Americans contribute millions of tons in solid waste each year. While many have made strides to reduce the waste in landfills through recycling programs, others continue to contribute a massive amount of waste to our landfills every day. Considering how heavily packaged processed foods are and how we use paper products as if there is no tomorrow, it is no wonder landfills are jam-packed.
Here is a challenge: go home tonight, whether it is your own campus dorm or off-campus apartment, and look into your trash can. Make a list of everything you see and separate everything into groups of perishable and nonperishable items.
Most likely you have a list of reusable goods. Items ranging from plastic bottles to old rags could be recycled or reused. We throw away many items that can still be used and take America’s ability to mass produce for granted as we discard more and more every day.
Think about the next time you wash your car. Too bad you threw those old shirts away.
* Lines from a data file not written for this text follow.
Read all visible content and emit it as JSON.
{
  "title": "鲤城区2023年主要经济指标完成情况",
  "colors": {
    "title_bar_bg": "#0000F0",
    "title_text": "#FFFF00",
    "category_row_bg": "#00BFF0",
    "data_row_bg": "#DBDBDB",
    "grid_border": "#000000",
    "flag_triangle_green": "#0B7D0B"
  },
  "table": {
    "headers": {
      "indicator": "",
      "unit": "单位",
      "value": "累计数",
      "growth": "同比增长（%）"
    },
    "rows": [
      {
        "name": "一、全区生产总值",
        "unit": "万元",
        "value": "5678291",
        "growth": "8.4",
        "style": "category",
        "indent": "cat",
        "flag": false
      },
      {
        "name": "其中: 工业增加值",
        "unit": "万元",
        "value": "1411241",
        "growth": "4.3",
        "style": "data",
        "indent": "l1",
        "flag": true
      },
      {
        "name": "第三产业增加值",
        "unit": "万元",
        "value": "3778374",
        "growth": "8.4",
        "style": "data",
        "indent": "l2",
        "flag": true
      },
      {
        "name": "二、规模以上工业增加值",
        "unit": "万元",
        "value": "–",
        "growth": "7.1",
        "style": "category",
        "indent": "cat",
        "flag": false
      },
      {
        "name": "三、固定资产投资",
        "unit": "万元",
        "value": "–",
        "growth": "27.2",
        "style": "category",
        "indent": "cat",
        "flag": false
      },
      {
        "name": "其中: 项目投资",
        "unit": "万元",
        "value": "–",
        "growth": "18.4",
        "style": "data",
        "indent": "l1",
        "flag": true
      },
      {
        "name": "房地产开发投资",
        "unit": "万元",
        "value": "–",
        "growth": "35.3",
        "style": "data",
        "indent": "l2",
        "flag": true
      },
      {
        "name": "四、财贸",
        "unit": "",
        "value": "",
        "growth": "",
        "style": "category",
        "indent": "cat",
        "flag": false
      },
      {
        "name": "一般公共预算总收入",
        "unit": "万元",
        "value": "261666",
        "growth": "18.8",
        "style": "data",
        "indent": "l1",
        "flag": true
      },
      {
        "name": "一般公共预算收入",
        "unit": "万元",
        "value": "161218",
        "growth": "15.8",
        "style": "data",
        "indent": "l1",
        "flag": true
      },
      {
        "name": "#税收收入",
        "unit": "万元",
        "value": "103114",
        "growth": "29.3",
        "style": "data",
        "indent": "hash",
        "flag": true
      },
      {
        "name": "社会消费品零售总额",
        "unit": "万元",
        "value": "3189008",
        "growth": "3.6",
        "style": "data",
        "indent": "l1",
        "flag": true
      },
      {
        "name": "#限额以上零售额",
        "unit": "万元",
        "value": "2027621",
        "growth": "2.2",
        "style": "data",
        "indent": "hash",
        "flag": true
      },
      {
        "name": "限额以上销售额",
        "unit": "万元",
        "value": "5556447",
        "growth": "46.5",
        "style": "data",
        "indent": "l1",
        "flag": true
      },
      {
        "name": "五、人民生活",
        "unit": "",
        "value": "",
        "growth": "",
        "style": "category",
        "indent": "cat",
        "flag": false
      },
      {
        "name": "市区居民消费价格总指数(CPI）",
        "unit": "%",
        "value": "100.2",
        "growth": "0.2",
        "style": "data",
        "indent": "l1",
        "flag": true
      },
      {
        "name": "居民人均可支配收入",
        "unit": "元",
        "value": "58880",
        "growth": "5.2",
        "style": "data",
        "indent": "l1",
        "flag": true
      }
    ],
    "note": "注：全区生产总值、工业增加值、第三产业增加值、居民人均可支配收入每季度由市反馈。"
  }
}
If you realized the shirt you own with a hole in it could be used as a cleaning utensil, you have just taken part in a national movement to help the environment.
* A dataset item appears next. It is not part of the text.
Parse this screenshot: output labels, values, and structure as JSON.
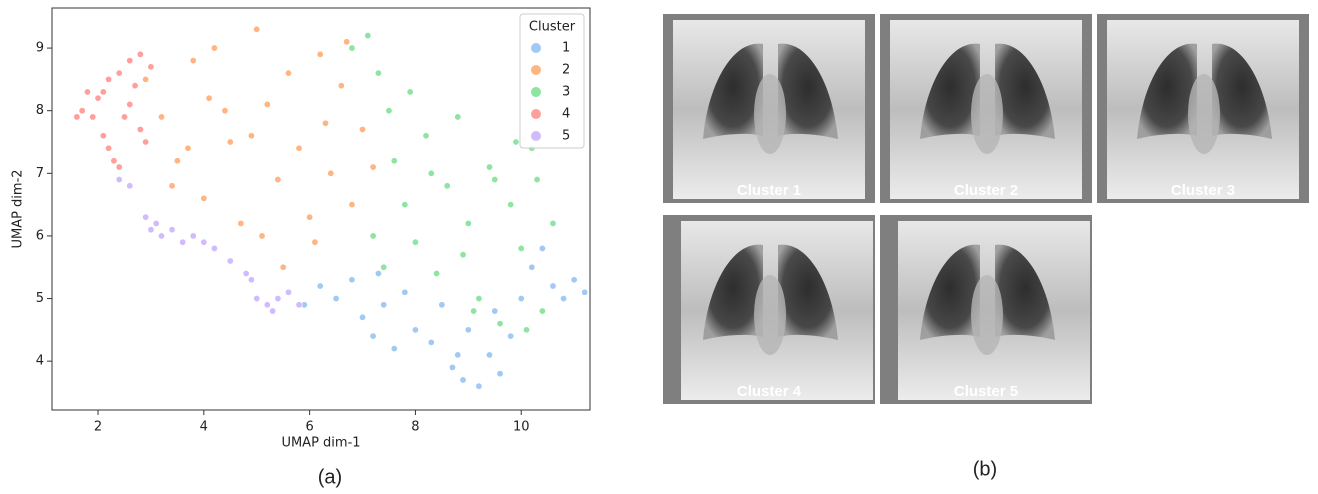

Those plastic bottles you threw away would have been ideal for watering plants in the morning.
Tony Burgess, an assistant professor in the College of Science and Engineering, said analyzing what you throw away can help pinpoint what steps need to be taken in order to become conscientious of what we put into our landfills.
“One of the most effective things a student group could do is sort the waste collected at TCU,” Burgess said. “This would show part of the ‘ecological footprint’ of our campus community.”
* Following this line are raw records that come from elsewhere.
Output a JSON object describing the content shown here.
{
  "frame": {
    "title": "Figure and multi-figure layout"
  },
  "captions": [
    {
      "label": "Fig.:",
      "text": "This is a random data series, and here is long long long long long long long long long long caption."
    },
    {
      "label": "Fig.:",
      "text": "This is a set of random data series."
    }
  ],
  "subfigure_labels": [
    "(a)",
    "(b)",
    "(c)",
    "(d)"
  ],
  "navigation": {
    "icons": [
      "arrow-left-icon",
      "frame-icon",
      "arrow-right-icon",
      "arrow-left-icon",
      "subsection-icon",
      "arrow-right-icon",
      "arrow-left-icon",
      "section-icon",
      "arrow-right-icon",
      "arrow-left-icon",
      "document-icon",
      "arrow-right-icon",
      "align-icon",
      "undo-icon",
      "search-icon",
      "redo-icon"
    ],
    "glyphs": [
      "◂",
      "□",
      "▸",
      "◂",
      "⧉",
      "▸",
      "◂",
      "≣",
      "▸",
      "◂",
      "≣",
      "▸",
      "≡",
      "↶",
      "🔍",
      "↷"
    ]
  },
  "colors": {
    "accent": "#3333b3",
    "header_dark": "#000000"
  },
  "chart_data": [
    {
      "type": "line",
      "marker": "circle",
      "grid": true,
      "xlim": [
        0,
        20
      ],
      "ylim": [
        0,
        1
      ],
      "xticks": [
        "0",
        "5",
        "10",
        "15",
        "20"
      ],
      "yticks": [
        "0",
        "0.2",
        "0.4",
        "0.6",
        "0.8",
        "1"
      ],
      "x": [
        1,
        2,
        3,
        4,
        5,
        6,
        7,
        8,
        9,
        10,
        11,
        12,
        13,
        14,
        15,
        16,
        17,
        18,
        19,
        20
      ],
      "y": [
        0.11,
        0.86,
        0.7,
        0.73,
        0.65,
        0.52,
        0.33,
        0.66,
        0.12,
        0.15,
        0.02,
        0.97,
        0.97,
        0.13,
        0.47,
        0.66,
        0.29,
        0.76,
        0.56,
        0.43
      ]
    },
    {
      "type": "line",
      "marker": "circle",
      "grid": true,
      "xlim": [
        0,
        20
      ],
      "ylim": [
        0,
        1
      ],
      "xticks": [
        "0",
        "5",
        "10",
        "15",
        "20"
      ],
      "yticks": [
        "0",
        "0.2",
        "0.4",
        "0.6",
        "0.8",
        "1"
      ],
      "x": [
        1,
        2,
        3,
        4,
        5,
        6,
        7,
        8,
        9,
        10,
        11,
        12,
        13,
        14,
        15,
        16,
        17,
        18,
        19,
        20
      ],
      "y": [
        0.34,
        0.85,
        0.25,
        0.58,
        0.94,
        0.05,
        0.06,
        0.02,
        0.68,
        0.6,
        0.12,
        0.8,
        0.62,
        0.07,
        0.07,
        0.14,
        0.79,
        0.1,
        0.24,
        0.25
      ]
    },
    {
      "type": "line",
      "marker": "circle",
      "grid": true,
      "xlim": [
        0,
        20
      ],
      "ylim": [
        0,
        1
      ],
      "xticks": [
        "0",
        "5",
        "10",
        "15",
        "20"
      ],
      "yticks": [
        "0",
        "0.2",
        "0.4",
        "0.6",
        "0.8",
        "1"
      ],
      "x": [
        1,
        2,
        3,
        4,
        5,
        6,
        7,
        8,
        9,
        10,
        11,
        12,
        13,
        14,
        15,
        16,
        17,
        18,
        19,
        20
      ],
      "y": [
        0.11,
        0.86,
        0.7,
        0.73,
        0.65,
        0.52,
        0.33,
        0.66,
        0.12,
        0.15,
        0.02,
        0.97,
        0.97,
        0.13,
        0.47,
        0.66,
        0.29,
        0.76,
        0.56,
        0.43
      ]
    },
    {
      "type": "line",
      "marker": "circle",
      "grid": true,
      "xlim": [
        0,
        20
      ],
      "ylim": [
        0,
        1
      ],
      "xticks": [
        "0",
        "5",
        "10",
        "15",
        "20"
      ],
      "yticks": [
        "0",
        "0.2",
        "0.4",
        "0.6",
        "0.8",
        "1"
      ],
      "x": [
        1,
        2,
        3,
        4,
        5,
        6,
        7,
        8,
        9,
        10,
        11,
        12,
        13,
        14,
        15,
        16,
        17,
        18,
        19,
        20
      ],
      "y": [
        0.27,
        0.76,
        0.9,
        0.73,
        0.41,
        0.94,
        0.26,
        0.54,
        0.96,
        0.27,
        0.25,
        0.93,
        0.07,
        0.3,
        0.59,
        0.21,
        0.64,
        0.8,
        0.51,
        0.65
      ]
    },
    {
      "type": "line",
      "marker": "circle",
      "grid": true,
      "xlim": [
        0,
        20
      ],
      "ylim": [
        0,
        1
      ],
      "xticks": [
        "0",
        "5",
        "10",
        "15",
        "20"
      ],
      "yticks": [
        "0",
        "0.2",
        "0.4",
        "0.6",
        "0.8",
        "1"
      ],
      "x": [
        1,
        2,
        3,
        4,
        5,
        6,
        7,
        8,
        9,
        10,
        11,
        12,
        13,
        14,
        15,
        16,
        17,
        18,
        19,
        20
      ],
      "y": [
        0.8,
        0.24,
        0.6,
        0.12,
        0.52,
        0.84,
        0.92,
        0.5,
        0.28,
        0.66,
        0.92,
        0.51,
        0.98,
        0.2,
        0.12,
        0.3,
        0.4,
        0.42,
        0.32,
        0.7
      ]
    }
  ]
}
Doing your part does not require a national movement or life-altering sacrifices. Begin by thinking twice about what you discard as waste.
You can also help by purchasing manufactured goods with less packaging or look for the recyclable label on the items you buy as well. Using recycled products or items with less packaging ultimately results in less waste.
Bottles, paper, glass, plastics, steel, boxes, cans and yard trimmings – yes yard trimmings – are all a part of America’s waste.
Clippings and leaves racked up from the backyard, along with certain food scraps, can be used as compost on lawns, in gardens and in potting soil for house plants.
Burgess has found this method not only environmentally friendly but also effective.
“Composting food wastes and using them in the vegetable garden is one solution,” Burgess said.
Integrating source reduction into our every day lives will help reduce waste. Many communities, as well as corporations, have incorporated recycling programs into their daily routine. The fewer resources we waste, the smaller our landfills and the more resources we will have in the future.
Reusing and recycling helps conserves energy, reduce sources and reduce pollution.
According to the U.S. Environmental Protection Agency, paper makes up 40.4 percent of trash – in all that is 71.6 million tons. I’m no tree-hugger, but I think we could do a better job in preserving our trees.
Not only is waste disposal costly for the environment but the economic expenditures of waste disposal continue to increase.
Burgess is aware of the advantages in recycling but understands it can be costly. When he taught at Biosphere 2, transporting recyclable goods became too expensive. But that didn’t stop him.
“Consequently we concluded that the best we could do was to reduce consumption and reuse as much as we could,” Burgess said.
While many think it is all rubbish in the end, recycling can help save limited resources and ourselves.
Unless people realize Mother Nature cannot clean up our mess, we will live in a pigsty hazardous enough to become our end.
Burgess said that although landfill overflow is inevitable in urbanized areas, we must take part in cleaning up the environment or adapt to a polluted and waste infested habitat.
“My advice to a person who feels that it is not important to conserve energy and treat waste sustainably would be to learn how to insulate yourself from the consequences of pollution and energy shortages that will affect much of humanity during the foreseeable future,” Burgess said.
Roxanna Latifi is a senior news-editorial journalism major from Fort Worth.